Are You There, God? It’s Me, Margaret is Judy Blume’s third book, published a year after her first, The One in the Middle Is the Green Kangaroo (1969), and in the next dozen or so years, Blume became the most popular American writer of juvenile and young adult fiction. Simultaneously, she became the author whose books were most often challenged in censorship attacks against elementary and secondary school libraries. Blume’s contribution to adolescent literature is her introduction of topics previously considered taboo. Her fiction openly and sympathetically addresses a wide variety of physical and psychological concerns, including sexuality. Her strength is her ability to examine even the most secret feelings and to make her young readers feel that these are common problems, that they are not alone in having them. Her insistence on the validity of one’s own feelings is emphasized by the publication of The Judy Blume Diary (1981), a spiral-bound notebook with Blume quotations and photographs and blank pages for “a special place to write about your own special feelings.” Blume’s stories inspire trust, and her readers have sent her thousands of letters, some of which are collected in Letters to Judy: What Your Kids Wish They Could Tell You (1981).

Blume starts her novels with a basic family or personal situation that illustrates the pains and pleasures of growing up. The protagonist conquers some of his or her fears and learns to adjust to changing conditions. Blume is realistic in suggesting continuing and future problems rather than providing simple and permanent solutions. Her main characters are not totally lovable and perfect, and this understanding of human flaws as well as the attention to commonly felt emotions inspires loyalty in millions of Blume readers.

Blume is not notable for her literary style or aesthetic excellence. She is more interested in sociology than literature, and she makes her characters’ exploits determinedly didactic. Her achievement is in her very readable presentation of realistic problems and the clarity with which she captures and reflects contemporary middle-class values. Adults may or may not approve of changes in social mores and their expression in children’s literature, but Blume’s fiction, despite the attempts of the censorious, has permanently expanded the boundaries of adolescent literature.

Bibliography

Blume, Judy. “Places I Never Meant to Be: A Personal View.” American Libraries 30 (1999): 62-67.

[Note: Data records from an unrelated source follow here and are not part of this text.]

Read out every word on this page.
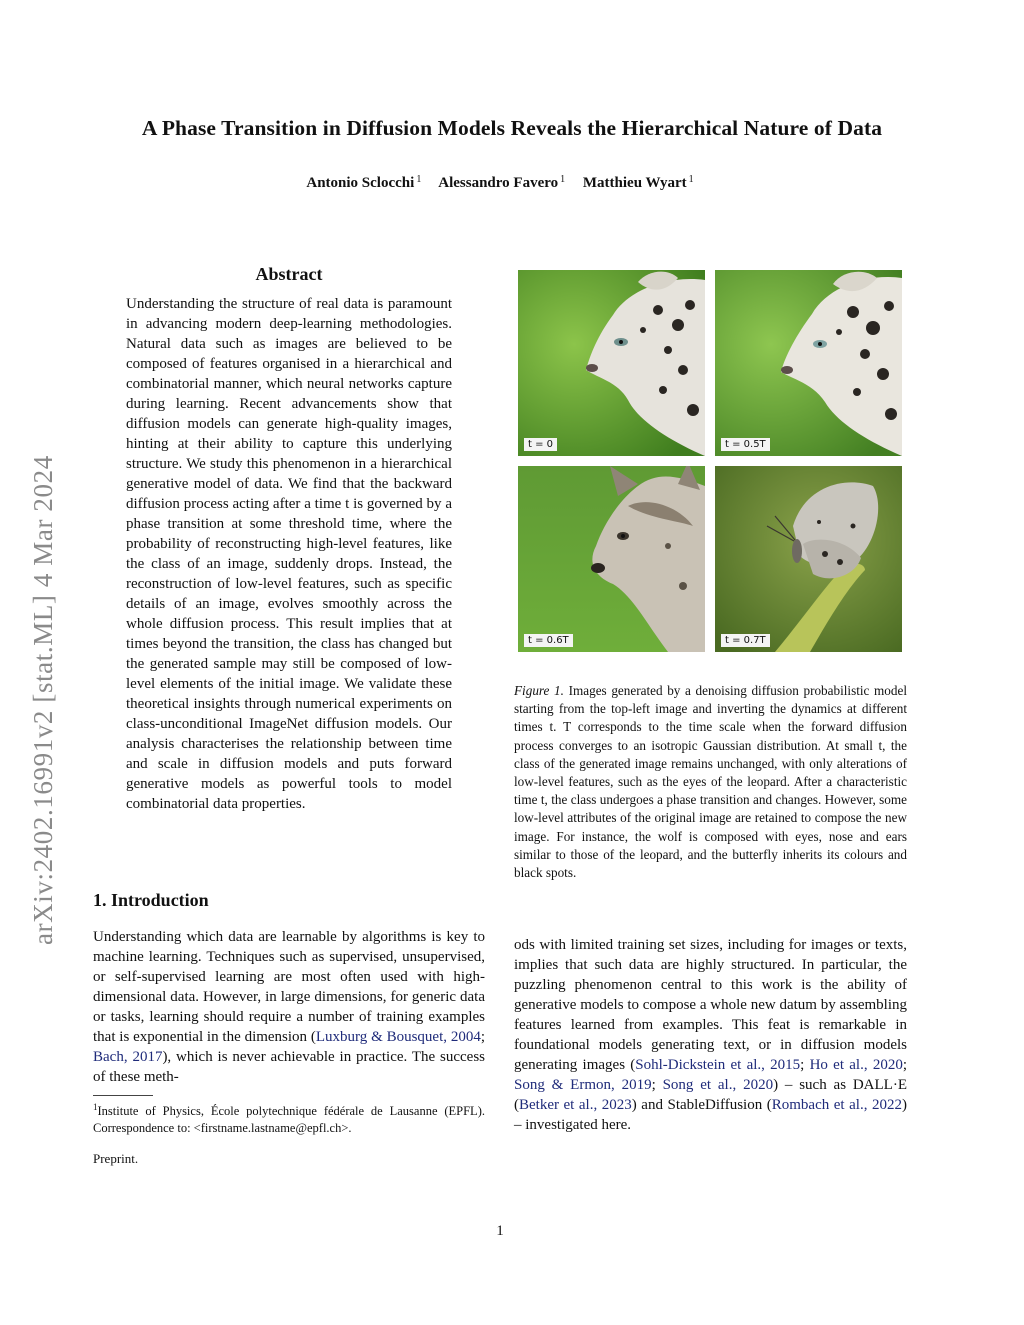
arXiv:2402.16991v2 [stat.ML] 4 Mar 2024
A Phase Transition in Diffusion Models Reveals the Hierarchical Nature of Data
Antonio Sclocchi $^1$ Alessandro Favero $^1$ Matthieu Wyart $^1$
Abstract
Understanding the structure of real data is paramount in advancing modern deep-learning methodologies. Natural data such as images are believed to be composed of features organised in a hierarchical and combinatorial manner, which neural networks capture during learning. Recent advancements show that diffusion models can generate high-quality images, hinting at their ability to capture this underlying structure. We study this phenomenon in a hierarchical generative model of data. We find that the backward diffusion process acting after a time t is governed by a phase transition at some threshold time, where the probability of reconstructing high-level features, like the class of an image, suddenly drops. Instead, the reconstruction of low-level features, such as specific details of an image, evolves smoothly across the whole diffusion process. This result implies that at times beyond the transition, the class has changed but the generated sample may still be composed of low-level elements of the initial image. We validate these theoretical insights through numerical experiments on class-unconditional ImageNet diffusion models. Our analysis characterises the relationship between time and scale in diffusion models and puts forward generative models as powerful tools to model combinatorial data properties.
1. Introduction
Understanding which data are learnable by algorithms is key to machine learning. Techniques such as supervised, unsupervised, or self-supervised learning are most often used with high-dimensional data. However, in large dimensions, for generic data or tasks, learning should require a number of training examples that is exponential in the dimension (Luxburg & Bousquet, 2004; Bach, 2017), which is never achievable in practice. The success of these meth-
$^1$Institute of Physics, École polytechnique fédérale de Lausanne (EPFL). Correspondence to: <firstname.lastname@epfl.ch>.
Preprint.
t = 0	t = 0.5T
t = 0.6T	t = 0.7T
Figure 1. Images generated by a denoising diffusion probabilistic model starting from the top-left image and inverting the dynamics at different times t. T corresponds to the time scale when the forward diffusion process converges to an isotropic Gaussian distribution. At small t, the class of the generated image remains unchanged, with only alterations of low-level features, such as the eyes of the leopard. After a characteristic time t, the class undergoes a phase transition and changes. However, some low-level attributes of the original image are retained to compose the new image. For instance, the wolf is composed with eyes, nose and ears similar to those of the leopard, and the butterfly inherits its colours and black spots.
ods with limited training set sizes, including for images or texts, implies that such data are highly structured. In particular, the puzzling phenomenon central to this work is the ability of generative models to compose a whole new datum by assembling features learned from examples. This feat is remarkable in foundational models generating text, or in diffusion models generating images (Sohl-Dickstein et al., 2015; Ho et al., 2020; Song & Ermon, 2019; Song et al., 2020) – such as DALL·E (Betker et al., 2023) and StableDiffusion (Rombach et al., 2022) – investigated here.
1
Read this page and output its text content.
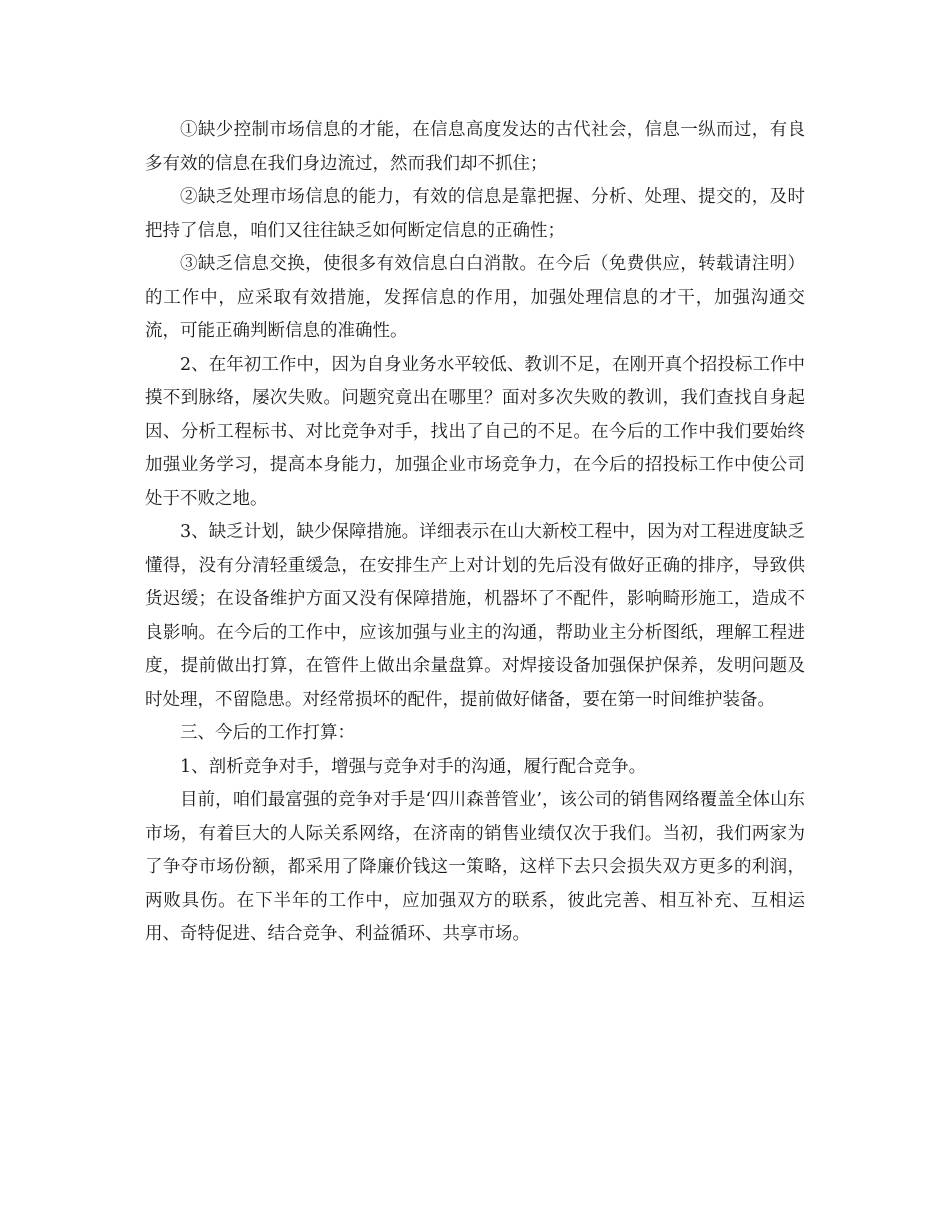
①缺少控制市场信息的才能，在信息高度发达的古代社会，信息一纵而过，有良多有效的信息在我们身边流过，然而我们却不抓住；

②缺乏处理市场信息的能力，有效的信息是靠把握、分析、处理、提交的，及时把持了信息，咱们又往往缺乏如何断定信息的正确性；

③缺乏信息交换，使很多有效信息白白消散。在今后（免费供应，转载请注明）的工作中，应采取有效措施，发挥信息的作用，加强处理信息的才干，加强沟通交流，可能正确判断信息的准确性。

2、在年初工作中，因为自身业务水平较低、教训不足，在刚开真个招投标工作中摸不到脉络，屡次失败。问题究竟出在哪里？面对多次失败的教训，我们查找自身起因、分析工程标书、对比竞争对手，找出了自己的不足。在今后的工作中我们要始终加强业务学习，提高本身能力，加强企业市场竞争力，在今后的招投标工作中使公司处于不败之地。

3、缺乏计划，缺少保障措施。详细表示在山大新校工程中，因为对工程进度缺乏懂得，没有分清轻重缓急，在安排生产上对计划的先后没有做好正确的排序，导致供货迟缓；在设备维护方面又没有保障措施，机器坏了不配件，影响畸形施工，造成不良影响。在今后的工作中，应该加强与业主的沟通，帮助业主分析图纸，理解工程进度，提前做出打算，在管件上做出余量盘算。对焊接设备加强保护保养，发明问题及时处理，不留隐患。对经常损坏的配件，提前做好储备，要在第一时间维护装备。

三、今后的工作打算：

1、剖析竞争对手，增强与竞争对手的沟通，履行配合竞争。

目前，咱们最富强的竞争对手是‘四川森普管业’，该公司的销售网络覆盖全体山东市场，有着巨大的人际关系网络，在济南的销售业绩仅次于我们。当初，我们两家为了争夺市场份额，都采用了降廉价钱这一策略，这样下去只会损失双方更多的利润，两败具伤。在下半年的工作中，应加强双方的联系，彼此完善、相互补充、互相运用、奇特促进、结合竞争、利益循环、共享市场。
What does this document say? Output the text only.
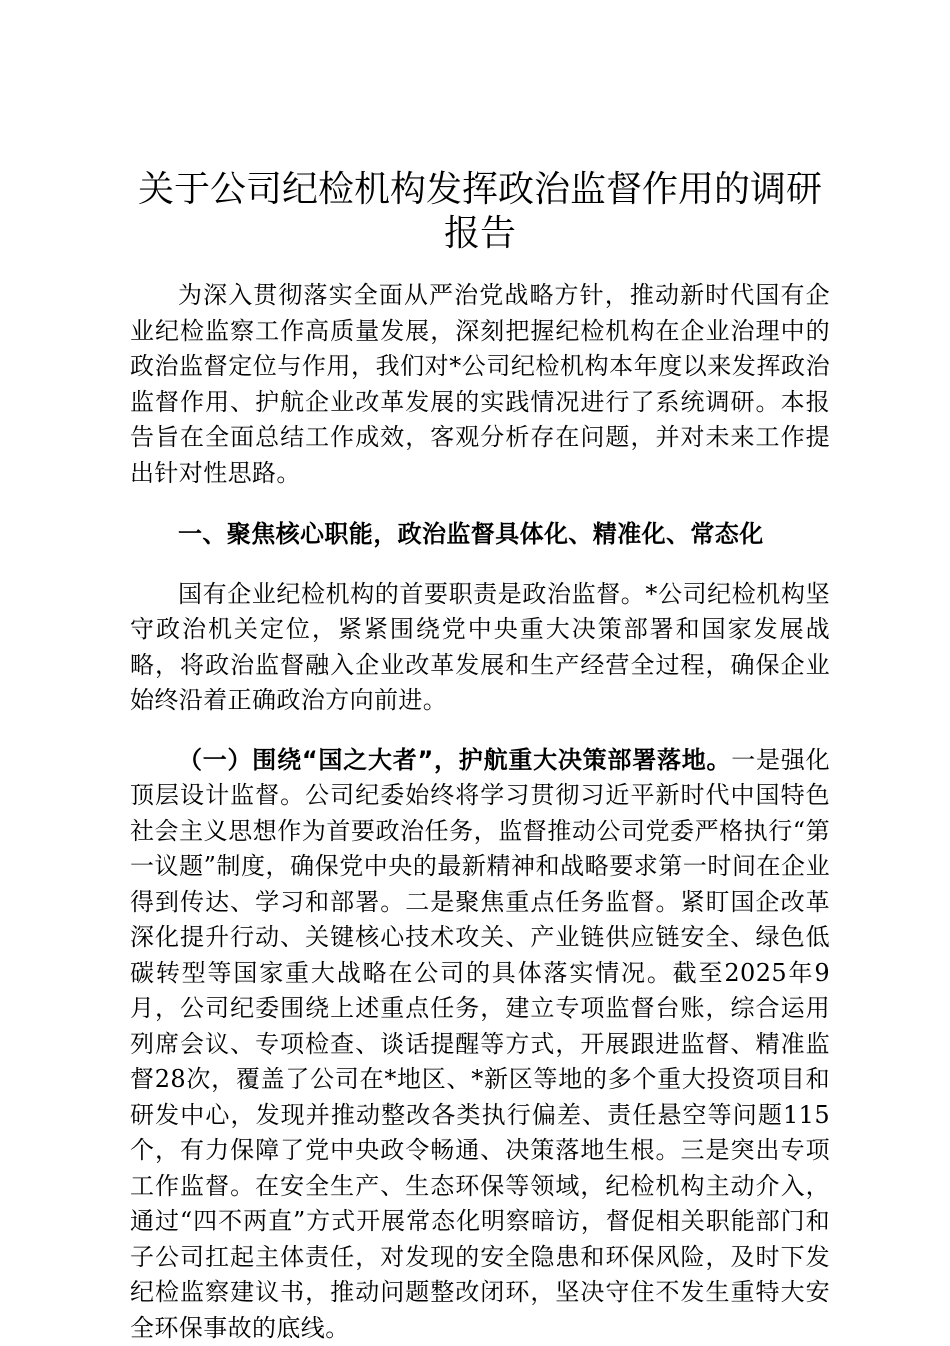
关于公司纪检机构发挥政治监督作用的调研报告

为深入贯彻落实全面从严治党战略方针，推动新时代国有企业纪检监察工作高质量发展，深刻把握纪检机构在企业治理中的政治监督定位与作用，我们对*公司纪检机构本年度以来发挥政治监督作用、护航企业改革发展的实践情况进行了系统调研。本报告旨在全面总结工作成效，客观分析存在问题，并对未来工作提出针对性思路。

一、聚焦核心职能，政治监督具体化、精准化、常态化

国有企业纪检机构的首要职责是政治监督。*公司纪检机构坚守政治机关定位，紧紧围绕党中央重大决策部署和国家发展战略，将政治监督融入企业改革发展和生产经营全过程，确保企业始终沿着正确政治方向前进。

（一）围绕“国之大者”，护航重大决策部署落地。一是强化顶层设计监督。公司纪委始终将学习贯彻习近平新时代中国特色社会主义思想作为首要政治任务，监督推动公司党委严格执行“第一议题”制度，确保党中央的最新精神和战略要求第一时间在企业得到传达、学习和部署。二是聚焦重点任务监督。紧盯国企改革深化提升行动、关键核心技术攻关、产业链供应链安全、绿色低碳转型等国家重大战略在公司的具体落实情况。截至2025年9月，公司纪委围绕上述重点任务，建立专项监督台账，综合运用列席会议、专项检查、谈话提醒等方式，开展跟进监督、精准监督28次，覆盖了公司在*地区、*新区等地的多个重大投资项目和研发中心，发现并推动整改各类执行偏差、责任悬空等问题115个，有力保障了党中央政令畅通、决策落地生根。三是突出专项工作监督。在安全生产、生态环保等领域，纪检机构主动介入，通过“四不两直”方式开展常态化明察暗访，督促相关职能部门和子公司扛起主体责任，对发现的安全隐患和环保风险，及时下发纪检监察建议书，推动问题整改闭环，坚决守住不发生重特大安全环保事故的底线。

Garber, Stephen. “Judy Blume: New Classicism for Kids.” English Journal 73 (April 1984): 56-59.

Gleasner, Diana. Breakthrough: Women in Writing. New York: Walker, 1980.

Lee, Betsy. Judy Blume’s Story. Minneapolis: Dillon Press, 1981.

Naylor, Alice Phoebe, and Carol Wintercorn. “Judy Blume.” In American Writers for Children Since 1960: Fiction, edited by Glenn Estes. Vol. 52 in Dictionary of Literary Biography. Detroit: Bruccoli Clark, 1986.

Weidt, Maryann. Presenting Judy Blume. Boston: Twayne, 1990.